De Leon, a discussant at the webinar, mentioned this after a PIDS study titled “The Philippine Local Government Water Sector” showed the country’s water sector in a fragmented state “primarily due to ambiguous and overlapping institutional mandates”. The study was presented by authors PIDS Research Fellow Charlotte Justine Diokno-Sicat and University of the Philippines Assistant Professor Lawrence Velasco in the same webinar.

“[The] identified weaknesses in institutional mandates both cause and exacerbate the absence of consistently and regularly reported data which pose challenges [to] monitoring and [evaluating] water service providers as basis for sector reforms,” the authors explained. They pointed out that at present, there is “no single water-related planning agency that keeps track of [the sector’s] progress and investment”.

The lack of impact assessments on the country’s water service provision has resulted in fragmented policies, programs, and interventions, they said.

However, Sicat clarified that they are “not proposing or pushing for any particular central coordinating body”.

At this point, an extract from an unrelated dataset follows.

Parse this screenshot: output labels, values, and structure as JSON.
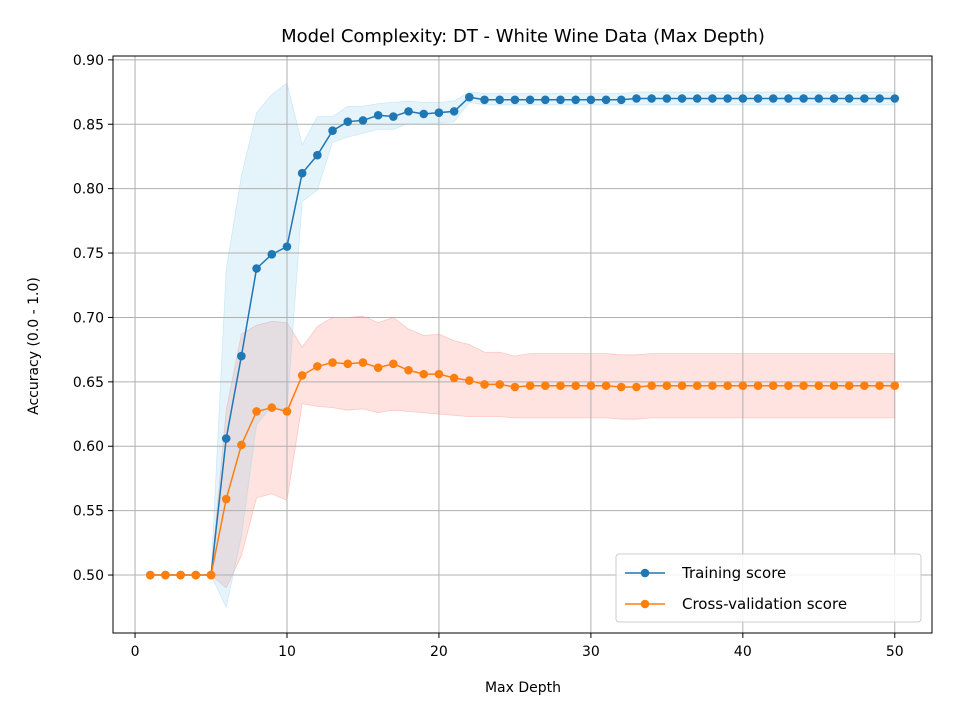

She said that keeping track of the water sector's targets, investments, and funding needs could be done through a “strengthened mandate of existing water bodies or creation of a committee”.

Meanwhile, de Leon noted that “if the current set-up in the water supply sector remains, the risk of not attaining the 2030 targets is very high.” The Sustainable Development Goal 6’s target is “to ensure availability and sustainable management of water and sanitation for all”.

“There is a pressing need to legislate the bill that seeks to create an apex body that will oversee the overall planning, programming, policy formulation, and management of the water resources sector and a water regulatory body to address the sector’s fragmented, poorly enforced, and low coverage regulatory regime,” De Leon explained.

She mentioned that in November 2020, the House Committee on Appropriations approved the substitute bill that consolidated other bills seeking the creation of the Department of Water Resources (DWR). Under the bill, the DWR will be responsible for water resources planning, policy formulation, and management of the ownership, appropriation, utilization, exploitation, development, sustainability, and protection of water resources in the Philippines, except fisheries or aquaculture.